A 54 year‐old woman presented with 4 days of sharp epigastric pain that radiated to her back. She reported a recent upper respiratory tract infection that resolved prior to admission. She was febrile to 100.6 F, tachycardic, and had epigastric tenderness on exam. A complete blood count, chemistries, liver function tests and lipase were normal. Right upper quadrant ultrasound was unremarkable, and the patient was admitted to rule out myocardial infarction. Due to persistent fever, a CT scan of the abdomen and pelvis was obtained and revealed inflammatory stranding between the distal esophagus and descending aorta concerning for aortitis. Inflammatory markers including ESR and CRP were markedly elevated. CT angiogram of the chest was notable for a 2.5 cm long shallow irregular ulcer in the distal thoracic aorta in the area of aortitis. Five days later CT angiogram of the torso demonstrated progression of the inflammation and two focal pseudoanuerysms. Blood cultures grewHaemophilus Influenza and an echocardiogram was unremarkable. The patient underwent endovascular repair of the thoracic aneurysm with a rifampin soaked graft and was treated with 6 weeks of intravenous ceftriaxone for Haemophilus influenza aortitis.

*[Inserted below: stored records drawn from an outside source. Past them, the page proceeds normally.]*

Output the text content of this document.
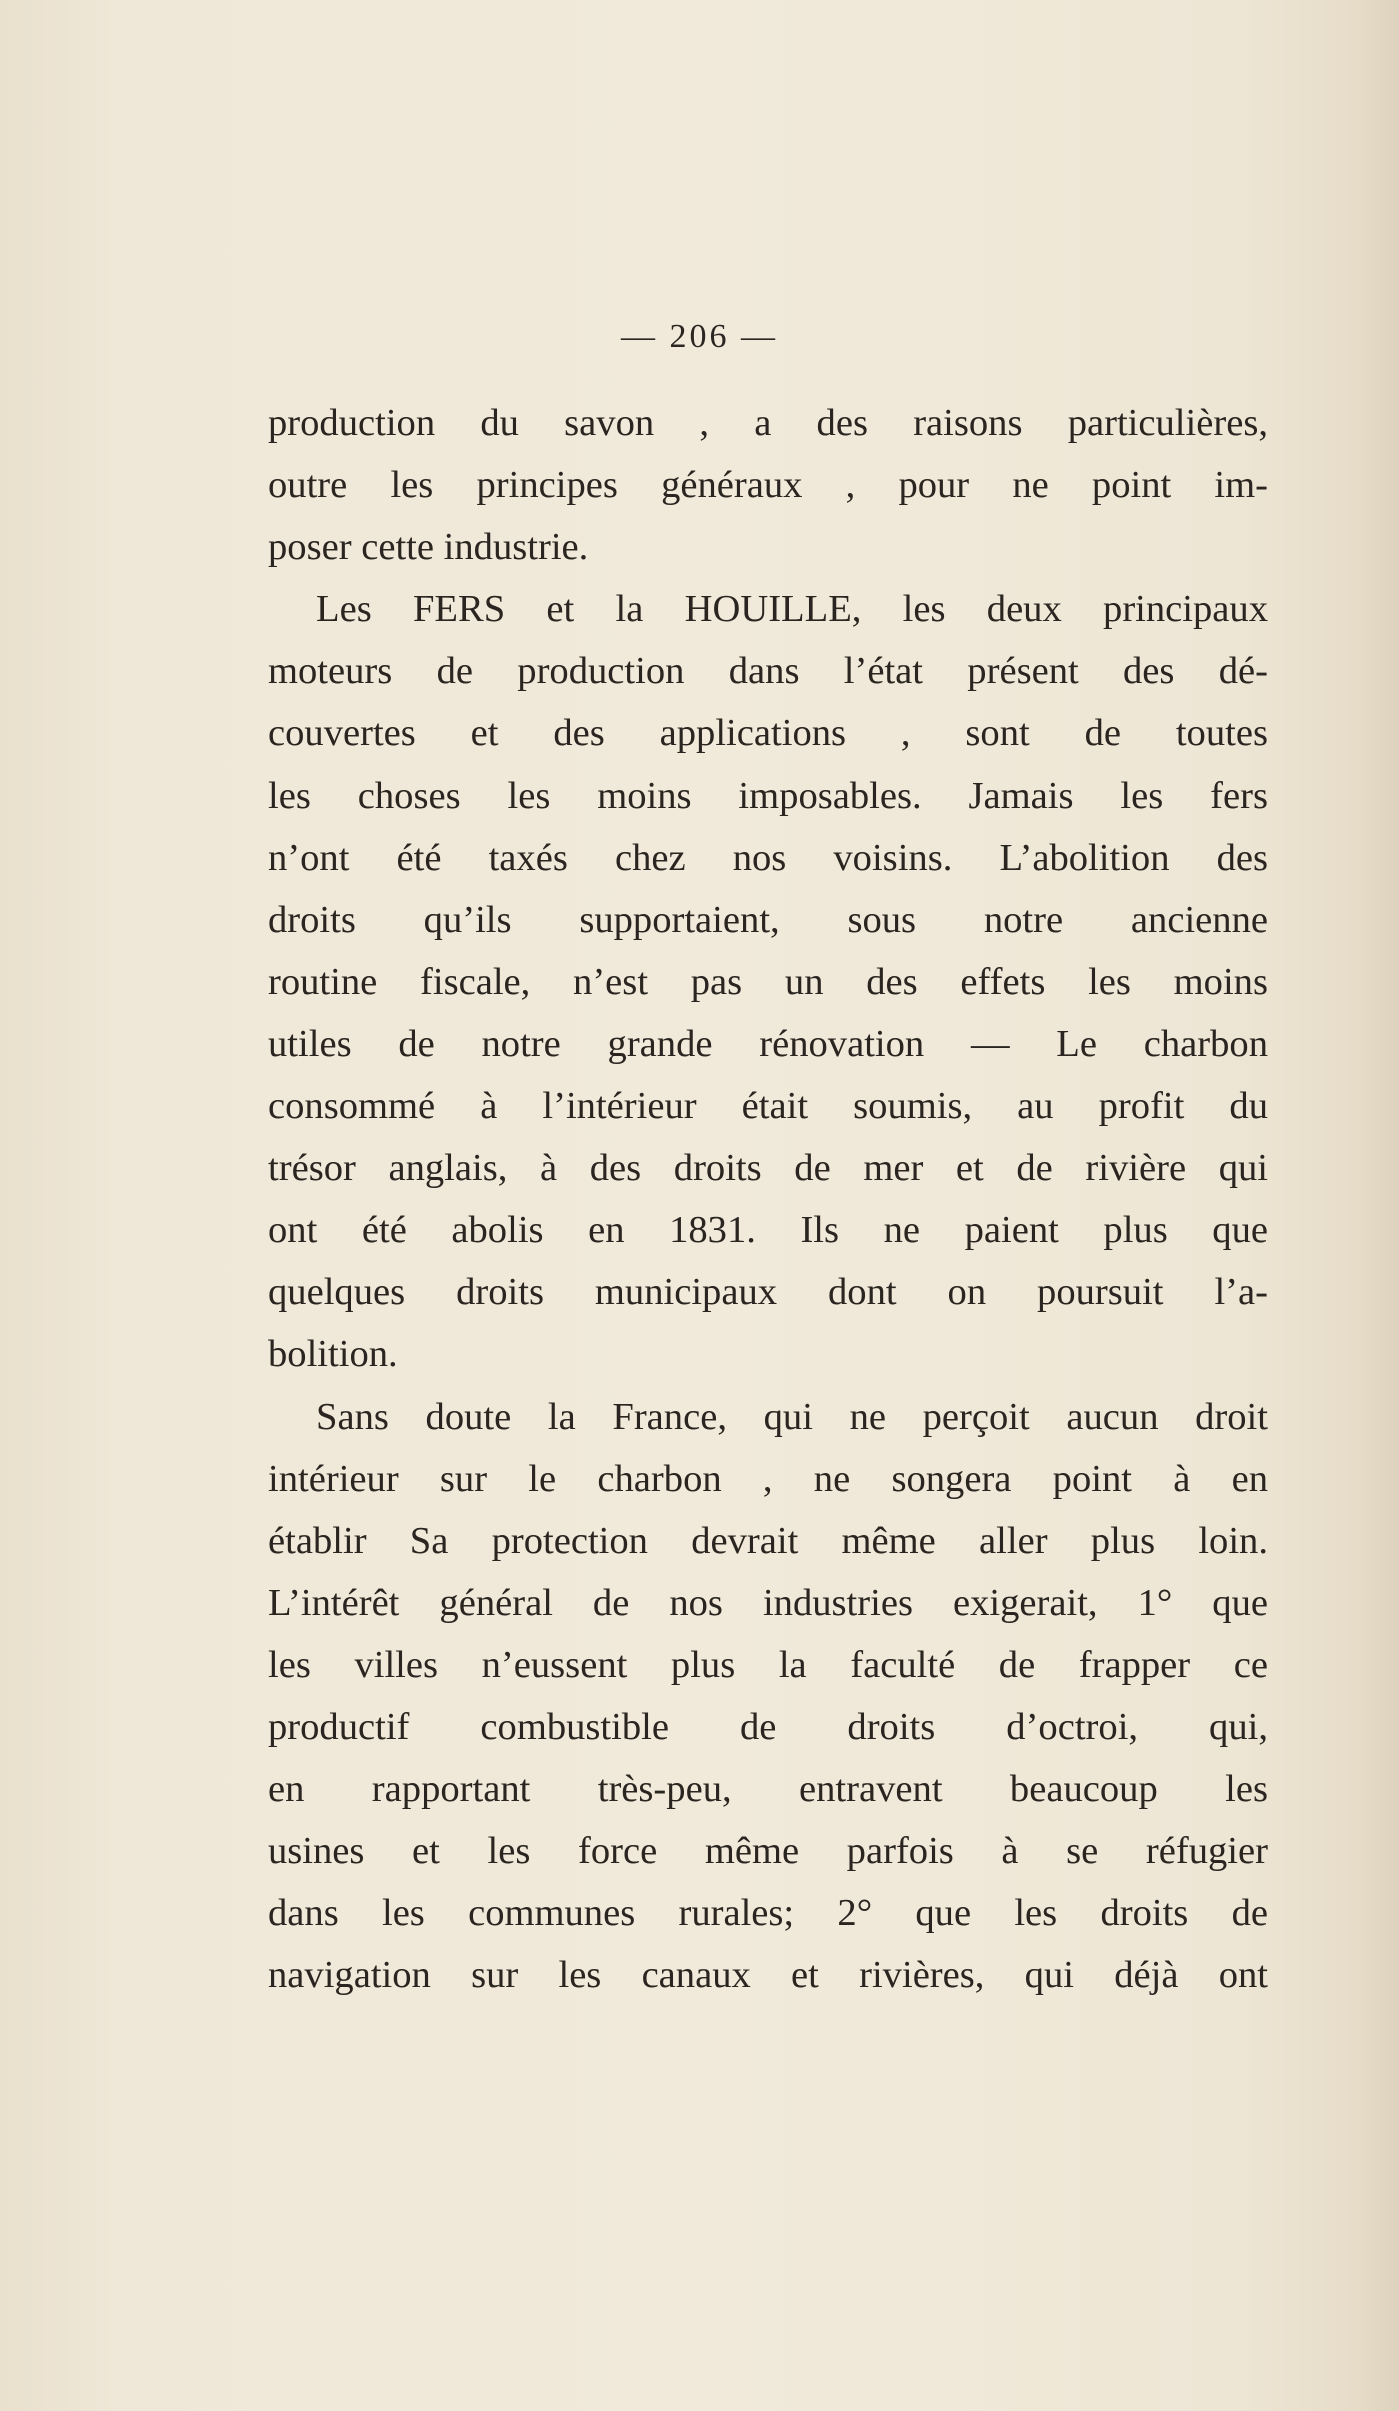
— 206 —
production du savon , a des raisons particulières,
outre les principes généraux , pour ne point im-
poser cette industrie.
Les FERS et la HOUILLE, les deux principaux
moteurs de production dans l’état présent des dé-
couvertes et des applications , sont de toutes
les choses les moins imposables. Jamais les fers
n’ont été taxés chez nos voisins. L’abolition des
droits qu’ils supportaient, sous notre ancienne
routine fiscale, n’est pas un des effets les moins
utiles de notre grande rénovation — Le charbon
consommé à l’intérieur était soumis, au profit du
trésor anglais, à des droits de mer et de rivière qui
ont été abolis en 1831. Ils ne paient plus que
quelques droits municipaux dont on poursuit l’a-
bolition.
Sans doute la France, qui ne perçoit aucun droit
intérieur sur le charbon , ne songera point à en
établir Sa protection devrait même aller plus loin.
L’intérêt général de nos industries exigerait, 1° que
les villes n’eussent plus la faculté de frapper ce
productif combustible de droits d’octroi, qui,
en rapportant très-peu, entravent beaucoup les
usines et les force même parfois à se réfugier
dans les communes rurales; 2° que les droits de
navigation sur les canaux et rivières, qui déjà ont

Haemophilius influenza is rare cause of infectious aortitis, with few reported cases in the literature. Infectious aortitis is rare in the antibiotic era; most cases are noninfectious in etiology and commonly associated with the large vessel vasculitides. The most common pathogens associated with infective aortitis include Staphylococcus, Enterococcus, and Streptococcus species, which predominantly affect the thoracic aorta, and Salmonella which more often affects the abdominal aorta. Most reported cases of Haemophilius influenza aortitis involve the abdominal aorta. Infectious aortitis may develop from bacteremic seeding of the aorta, endocarditis with septic embolization, or direct inoculation of the pathogen from trauma. This patient likely had Haemophlius influenza presenting as odynophagia with resultant seeding from the oropharynx to the aorta. The clinical manifestations of infectious aortitis include fever, and abdominal pain. CT or MR angiography are the initial recommended diagnostic imaging. An echocardiogram should also be performed to rule out endocarditis as the source of infection. Infectious aortitis carries a high rate of aortic rupture and mortality if left untreated. Broad‐spectrum intravenous antibiotics should be initiated at diagnosis, and tailored based on culture data. The standard surgical management is resection of the infected aortic segment, although endovascular aortic repair is also performed.
Hospitalists should recognize infectious aortitis as a cause of abdominal pain and fever, which is fatal if diagnosis and treatment are delayed.